A leak of data from an unsecured cloud server has exposed hundreds of thousands of sensitive bank transfer documents to India, revealing account numbers, trading data and contact information.
Researchers at Cybersecurity Upguard discovered in late August a public storage server hosted on Amazon containing 273,000 PDF documents on Indian customer banking.
Exposed files contained complete trading forms intended for processing through national automated cleaning, or nach, a central system They are used by banks in India to facilitate high -volume repeated transactions, such as salaries, loan repayments and utility payments.
The data was linked to at least 38 different banks and financial institutions, the researchers told TechCrunch.
The leakage data was finally linked, but the researchers said they could not locate the source of the leak.
Following the publication of this article, the Indian Fintech Company Nupay arrived at TechCrunch by email to confirm that it “turned to a configuration gap in an Amazon S3 storage bin” containing bank transport forms.
It is not clear why the data remained publicly exposed and accessible to the internet, although security of this kind are not uncommon due to the human error.
Data secured, NUPay blames the configuration gap “
In his post on the blog Analyzing his findings, UPGUARD researchers said that a sample of 55,000 documents examined, more than half of the records reported the name of Indian lender Aye Finance, which had deposited $ 171 million last year. India’s Indian State Bank was the next institution that appeared in frequency in document samples, according to researchers.
After discovering the exposed data, UPGUARD researchers shared AYE’s funding through corporate, customer service and complaints. The researchers also warned the National Payment Company in India or the NPCI, the government responsible for managing NACH.
In early September, the researchers said the data were still being exposed and that thousands of records were added to the exposed server daily.
UPGUARD said he then alerted India’s emergency team, Cert-in. The exposed data was secured shortly afterwards, the researchers told TechCrunch.
However, it remained unclear who was responsible for the delay.

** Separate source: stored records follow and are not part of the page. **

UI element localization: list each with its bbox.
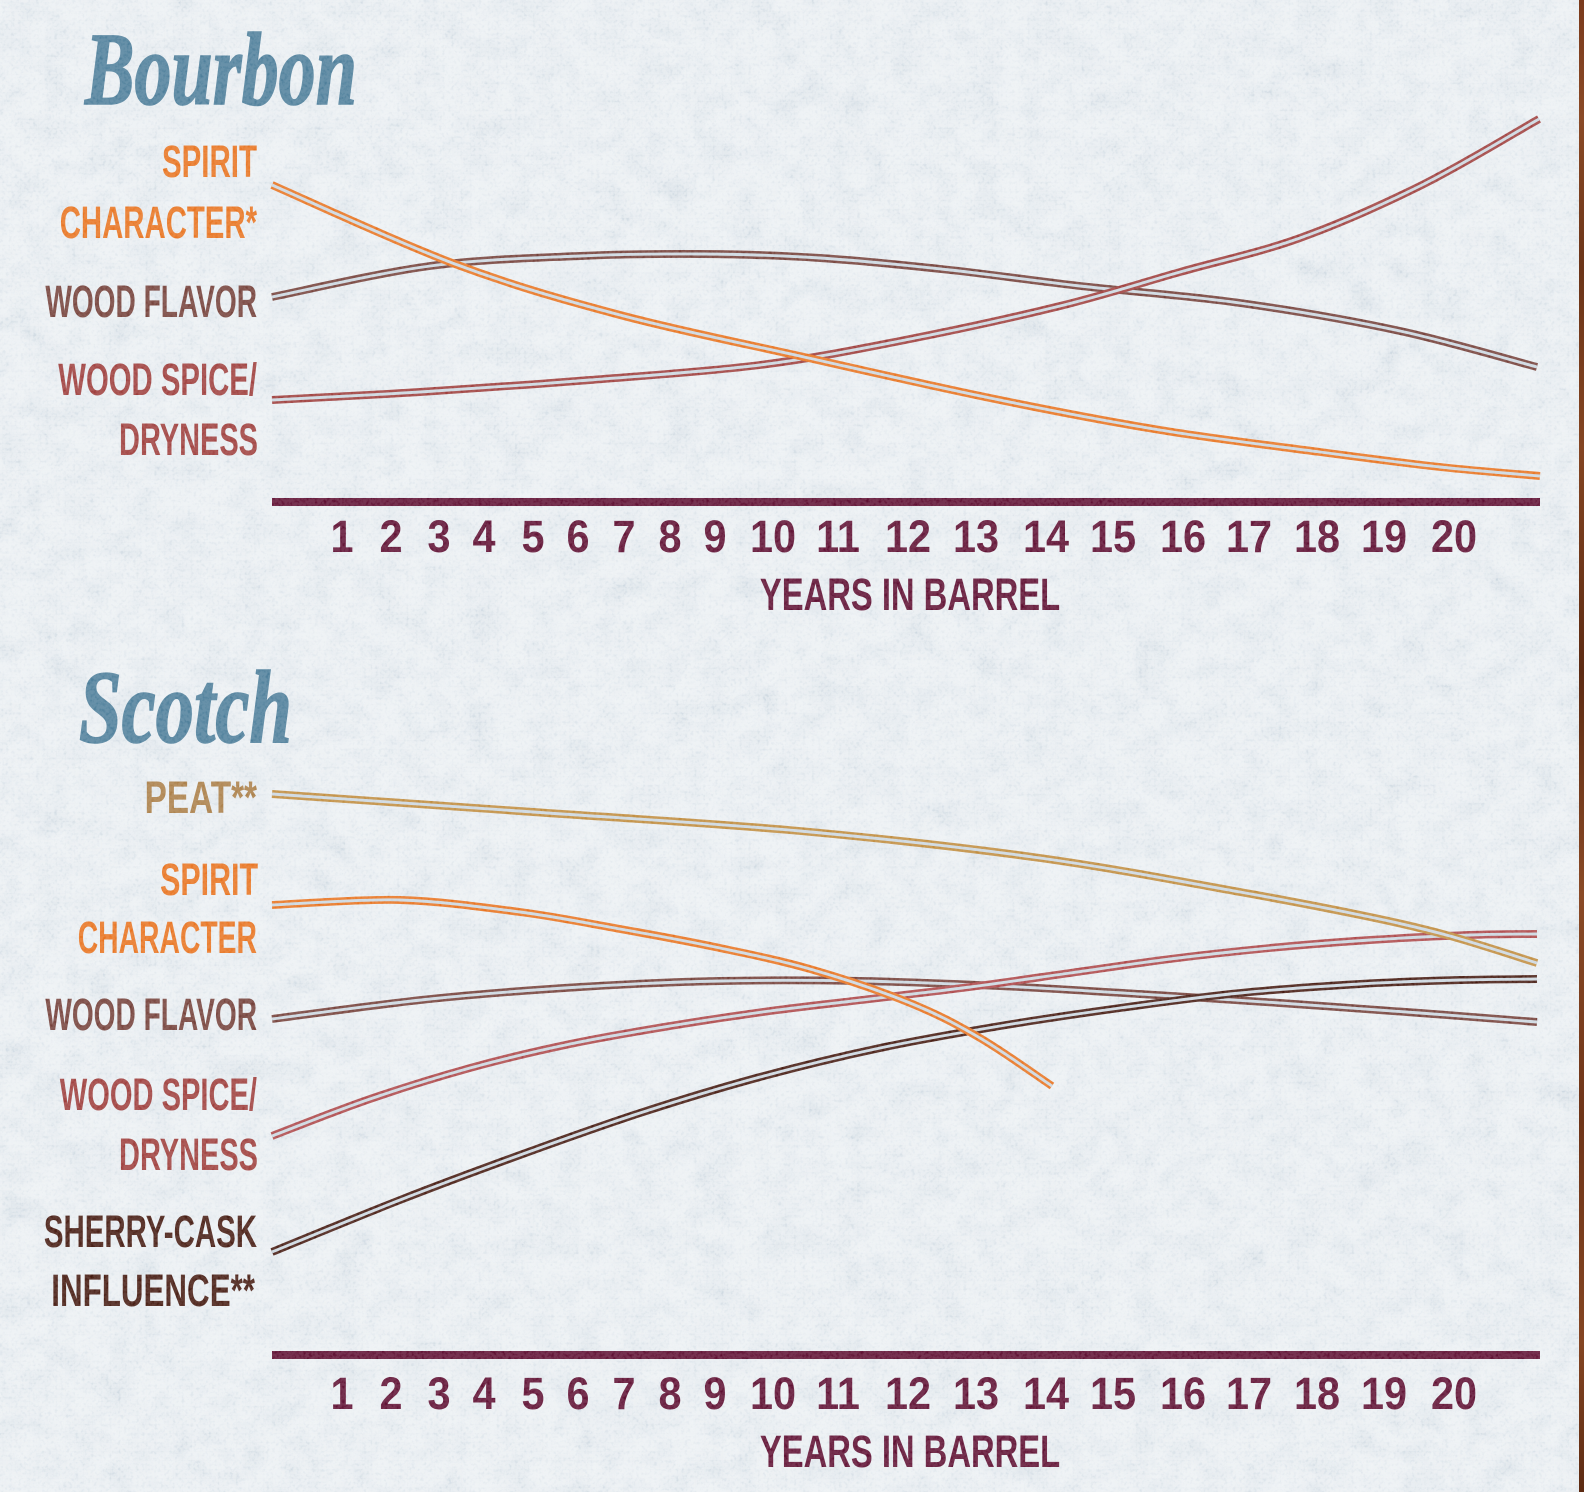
svg-text:11: 11 <box>816 1369 860 1419</box>
svg-text:SHERRY-CASK: SHERRY-CASK <box>44 1208 257 1257</box>
svg-text:17: 17 <box>1226 1369 1272 1419</box>
svg-text:8: 8 <box>658 512 681 562</box>
svg-text:13: 13 <box>953 512 999 562</box>
svg-text:9: 9 <box>703 1369 726 1419</box>
svg-text:6: 6 <box>566 512 589 562</box>
svg-text:18: 18 <box>1294 512 1340 562</box>
svg-text:PEAT**: PEAT** <box>145 774 258 823</box>
svg-text:YEARS IN BARREL: YEARS IN BARREL <box>760 571 1060 620</box>
svg-text:1: 1 <box>330 1369 353 1419</box>
svg-text:11: 11 <box>816 512 860 562</box>
svg-text:SPIRIT: SPIRIT <box>162 138 257 187</box>
svg-text:5: 5 <box>521 1369 544 1419</box>
svg-text:7: 7 <box>612 512 635 562</box>
svg-text:WOOD SPICE/: WOOD SPICE/ <box>60 1071 257 1120</box>
svg-text:INFLUENCE**: INFLUENCE** <box>51 1267 255 1316</box>
svg-text:2: 2 <box>379 1369 402 1419</box>
svg-text:7: 7 <box>612 1369 635 1419</box>
svg-text:SPIRIT: SPIRIT <box>160 856 258 905</box>
svg-text:DRYNESS: DRYNESS <box>119 416 258 465</box>
svg-text:15: 15 <box>1090 512 1136 562</box>
svg-text:12: 12 <box>885 1369 931 1419</box>
svg-text:1: 1 <box>330 512 353 562</box>
svg-text:WOOD SPICE/: WOOD SPICE/ <box>58 356 257 405</box>
svg-text:4: 4 <box>472 1369 495 1419</box>
svg-text:14: 14 <box>1023 1369 1069 1419</box>
svg-text:16: 16 <box>1160 1369 1206 1419</box>
svg-text:WOOD FLAVOR: WOOD FLAVOR <box>45 991 257 1040</box>
svg-text:16: 16 <box>1160 512 1206 562</box>
svg-text:15: 15 <box>1090 1369 1136 1419</box>
svg-text:CHARACTER: CHARACTER <box>78 914 257 963</box>
svg-text:WOOD FLAVOR: WOOD FLAVOR <box>45 278 257 327</box>
svg-text:5: 5 <box>521 512 544 562</box>
svg-text:13: 13 <box>953 1369 999 1419</box>
svg-text:9: 9 <box>703 512 726 562</box>
svg-text:4: 4 <box>472 512 495 562</box>
svg-text:6: 6 <box>566 1369 589 1419</box>
svg-text:CHARACTER*: CHARACTER* <box>60 199 258 248</box>
svg-text:19: 19 <box>1361 512 1407 562</box>
svg-text:10: 10 <box>750 1369 796 1419</box>
svg-text:Bourbon: Bourbon <box>84 12 357 127</box>
svg-text:3: 3 <box>427 1369 450 1419</box>
svg-text:18: 18 <box>1294 1369 1340 1419</box>
svg-text:17: 17 <box>1226 512 1272 562</box>
svg-text:12: 12 <box>885 512 931 562</box>
svg-text:20: 20 <box>1431 512 1477 562</box>
svg-text:19: 19 <box>1361 1369 1407 1419</box>
svg-text:3: 3 <box>427 512 450 562</box>
svg-text:10: 10 <box>750 512 796 562</box>
svg-text:8: 8 <box>658 1369 681 1419</box>
svg-text:14: 14 <box>1023 512 1069 562</box>
svg-text:2: 2 <box>379 512 402 562</box>
svg-text:Scotch: Scotch <box>79 650 292 765</box>
svg-text:20: 20 <box>1431 1369 1477 1419</box>
svg-text:DRYNESS: DRYNESS <box>119 1131 258 1180</box>
svg-text:YEARS IN BARREL: YEARS IN BARREL <box>760 1428 1060 1477</box>
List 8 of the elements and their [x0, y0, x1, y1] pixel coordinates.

Representatives of Aye Finance and NCPI denied it was the source of data leakage and a representative of the state bank of India recognized our promotion, but did not comment.

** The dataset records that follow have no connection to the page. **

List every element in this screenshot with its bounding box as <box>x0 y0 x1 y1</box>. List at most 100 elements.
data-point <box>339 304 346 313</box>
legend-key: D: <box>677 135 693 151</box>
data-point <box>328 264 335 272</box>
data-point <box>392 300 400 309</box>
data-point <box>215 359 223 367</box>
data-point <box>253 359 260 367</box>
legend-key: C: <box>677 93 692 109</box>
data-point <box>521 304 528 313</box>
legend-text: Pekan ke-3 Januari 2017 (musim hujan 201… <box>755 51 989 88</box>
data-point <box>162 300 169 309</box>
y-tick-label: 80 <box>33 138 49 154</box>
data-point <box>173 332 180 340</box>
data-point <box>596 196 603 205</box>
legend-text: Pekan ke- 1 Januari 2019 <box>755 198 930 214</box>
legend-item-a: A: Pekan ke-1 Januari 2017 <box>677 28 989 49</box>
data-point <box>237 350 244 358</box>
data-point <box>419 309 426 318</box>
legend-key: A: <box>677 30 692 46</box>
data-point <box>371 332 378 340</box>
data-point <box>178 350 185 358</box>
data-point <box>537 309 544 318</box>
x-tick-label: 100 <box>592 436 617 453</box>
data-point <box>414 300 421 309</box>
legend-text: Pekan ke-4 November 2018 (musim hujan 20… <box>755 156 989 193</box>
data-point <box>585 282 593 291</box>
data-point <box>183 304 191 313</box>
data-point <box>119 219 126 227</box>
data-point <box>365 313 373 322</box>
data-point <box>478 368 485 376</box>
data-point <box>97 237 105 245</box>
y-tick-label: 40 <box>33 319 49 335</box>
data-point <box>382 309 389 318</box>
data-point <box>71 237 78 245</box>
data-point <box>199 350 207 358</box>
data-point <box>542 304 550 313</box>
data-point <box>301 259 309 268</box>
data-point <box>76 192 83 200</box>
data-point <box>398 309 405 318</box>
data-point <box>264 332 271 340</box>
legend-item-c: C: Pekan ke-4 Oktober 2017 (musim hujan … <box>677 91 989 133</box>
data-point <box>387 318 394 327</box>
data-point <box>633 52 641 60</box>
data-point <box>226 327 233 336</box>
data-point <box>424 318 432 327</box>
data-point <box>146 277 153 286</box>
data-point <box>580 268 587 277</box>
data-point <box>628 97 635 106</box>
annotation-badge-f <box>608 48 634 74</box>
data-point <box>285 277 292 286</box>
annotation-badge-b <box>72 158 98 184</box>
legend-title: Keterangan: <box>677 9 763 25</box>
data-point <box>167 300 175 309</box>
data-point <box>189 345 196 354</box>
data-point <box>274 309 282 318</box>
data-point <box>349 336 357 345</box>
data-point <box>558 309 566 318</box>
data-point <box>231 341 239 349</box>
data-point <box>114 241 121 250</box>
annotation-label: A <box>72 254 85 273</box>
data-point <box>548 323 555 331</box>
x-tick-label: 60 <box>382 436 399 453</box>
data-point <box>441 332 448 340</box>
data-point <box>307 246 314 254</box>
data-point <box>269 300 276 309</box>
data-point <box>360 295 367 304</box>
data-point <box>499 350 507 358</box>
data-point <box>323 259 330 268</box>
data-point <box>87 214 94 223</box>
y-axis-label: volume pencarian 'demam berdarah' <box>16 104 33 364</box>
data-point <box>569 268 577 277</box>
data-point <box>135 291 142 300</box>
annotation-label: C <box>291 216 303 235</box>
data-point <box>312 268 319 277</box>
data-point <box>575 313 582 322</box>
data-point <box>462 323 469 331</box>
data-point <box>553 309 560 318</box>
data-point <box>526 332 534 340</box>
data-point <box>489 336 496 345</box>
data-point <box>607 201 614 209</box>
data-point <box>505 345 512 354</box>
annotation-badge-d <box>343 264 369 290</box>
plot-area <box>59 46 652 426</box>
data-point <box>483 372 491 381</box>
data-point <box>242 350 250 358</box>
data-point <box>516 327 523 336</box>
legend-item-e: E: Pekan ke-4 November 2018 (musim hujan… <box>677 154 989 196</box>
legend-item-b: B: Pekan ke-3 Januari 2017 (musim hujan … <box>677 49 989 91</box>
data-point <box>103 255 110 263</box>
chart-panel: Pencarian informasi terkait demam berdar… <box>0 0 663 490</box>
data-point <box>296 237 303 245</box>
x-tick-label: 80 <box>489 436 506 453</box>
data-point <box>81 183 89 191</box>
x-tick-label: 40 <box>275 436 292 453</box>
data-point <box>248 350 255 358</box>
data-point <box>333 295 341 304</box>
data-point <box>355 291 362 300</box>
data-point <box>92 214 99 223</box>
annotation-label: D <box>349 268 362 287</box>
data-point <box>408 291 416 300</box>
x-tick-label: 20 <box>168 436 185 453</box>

After the publication, Nupay confirmed that it was the cause of data leakage.
Nupay co -founder and chief executive, Neeraj Singh, told Techcrunch that a “limited set of basic customer tests” was stored in the Amazon S3 bucket and claimed that “the majority were virtual or trial files”.
The company said the logs hosted by the Amazon “confirmed that there was no unauthorized access, data leakage, abuse or financial impact”.

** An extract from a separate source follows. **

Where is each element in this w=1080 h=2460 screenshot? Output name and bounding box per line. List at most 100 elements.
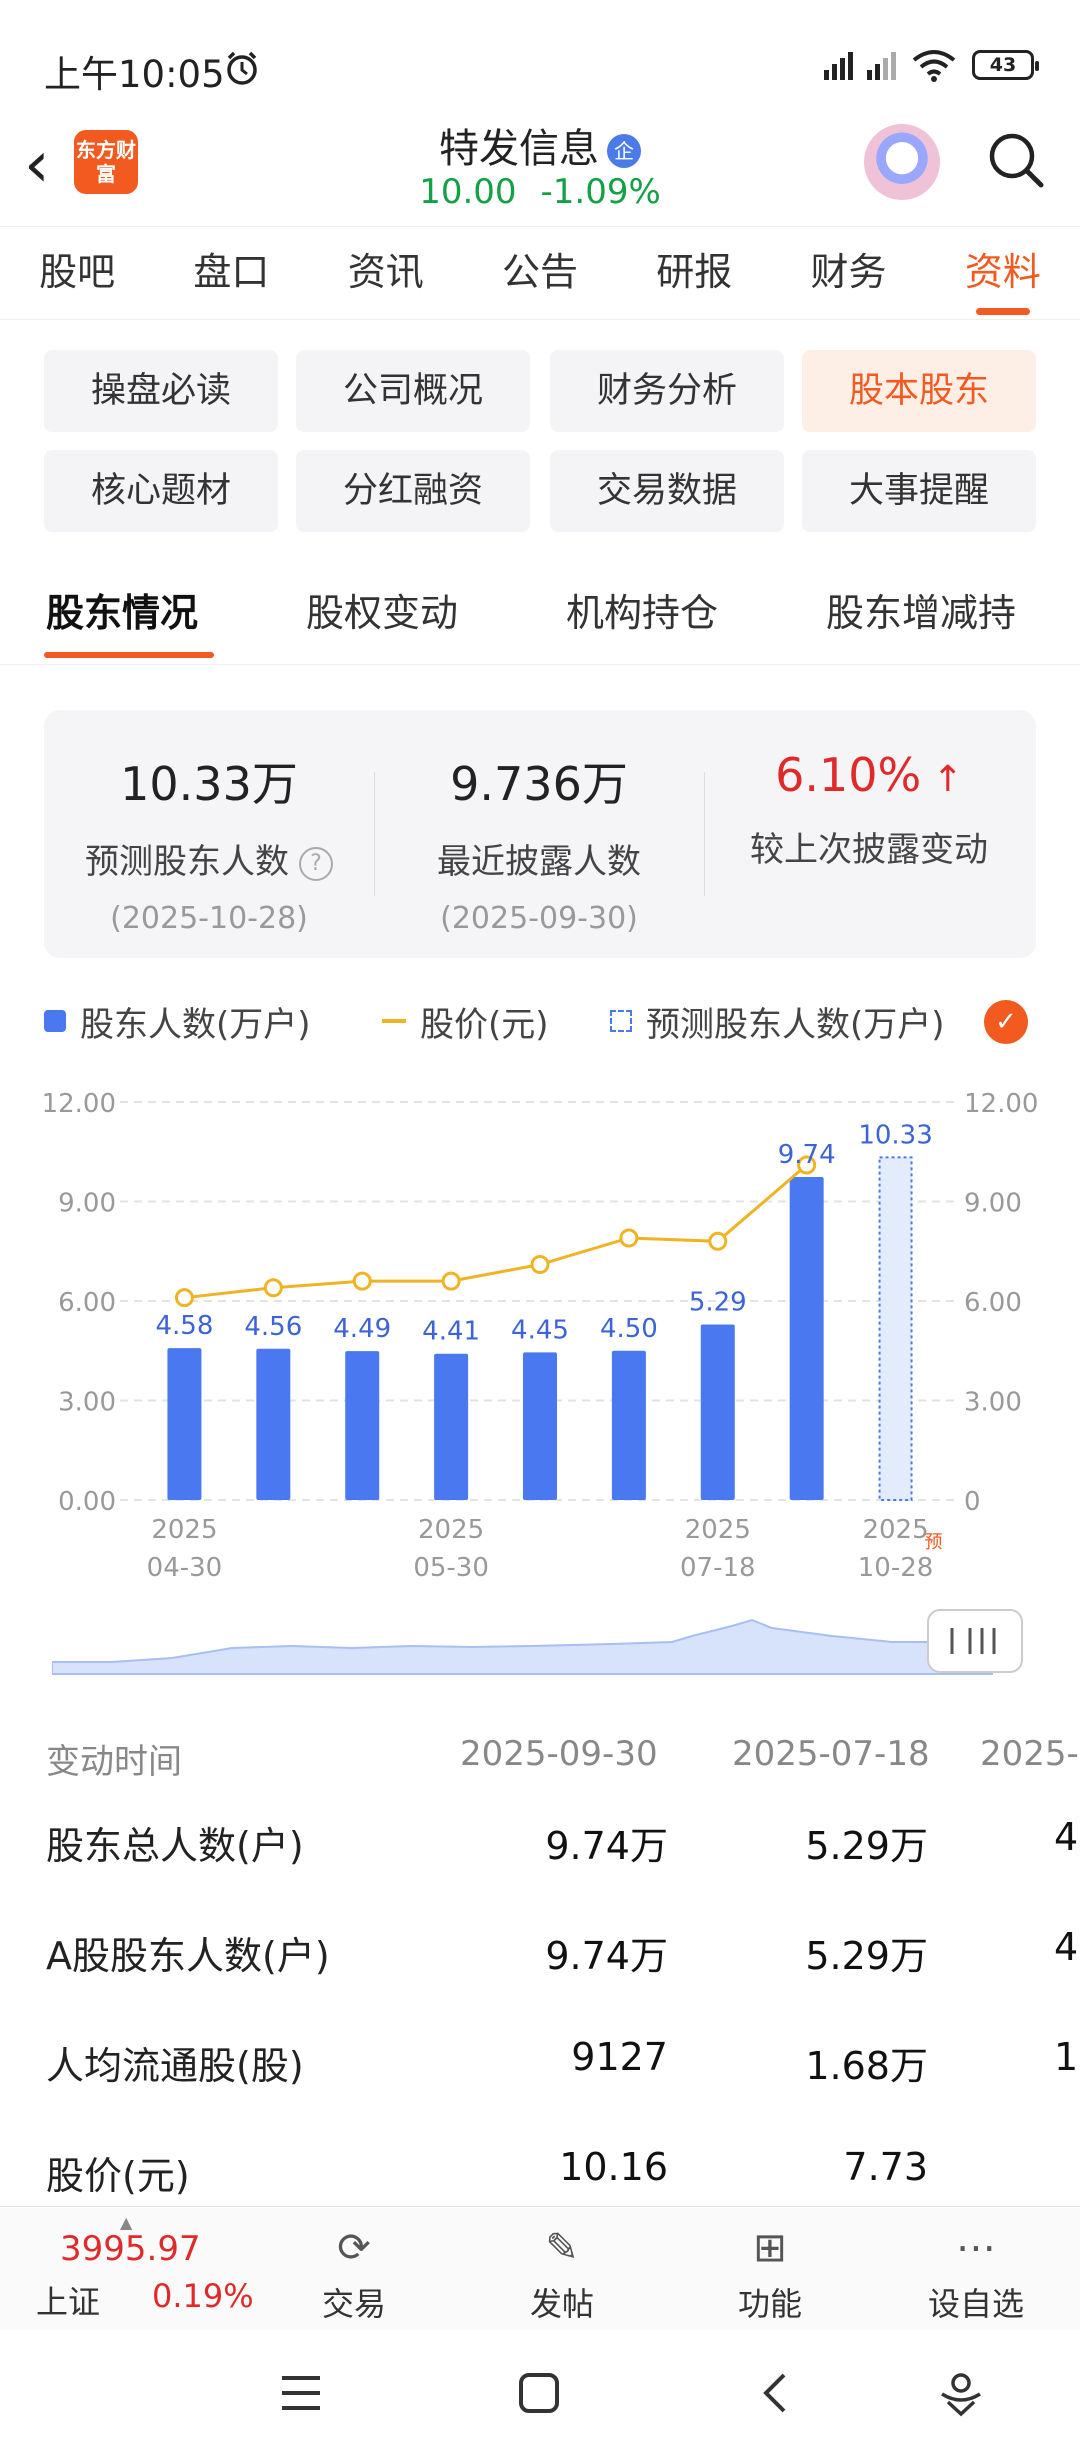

Nupay’s allegations questioned Nupay’s allegations, telling TechCrunch that only a few hundred of the thousands of records showing their researchers appeared to contain test data or had Nupay’s name in the publications. UPGUARD added that it was not clear how Nupay’s cloud logs can exclude any access to NUPAY’s then-public Amazon bucket, as Nupay did not ask UPGUARD for IP addresses used to explore the data report.
UPGUARD also noted that the details of the Amazon Bucket was not limited to its researchers, as the management of the public Bucket Amazon S3 had been indexed by Grayhatwarfare, a database that could seek which publicly visible cloud storage.
When asked by TechCrunch, Nupay’s Singh did not say immediately how long the Amazon S3 bin was publicly accessible to the web.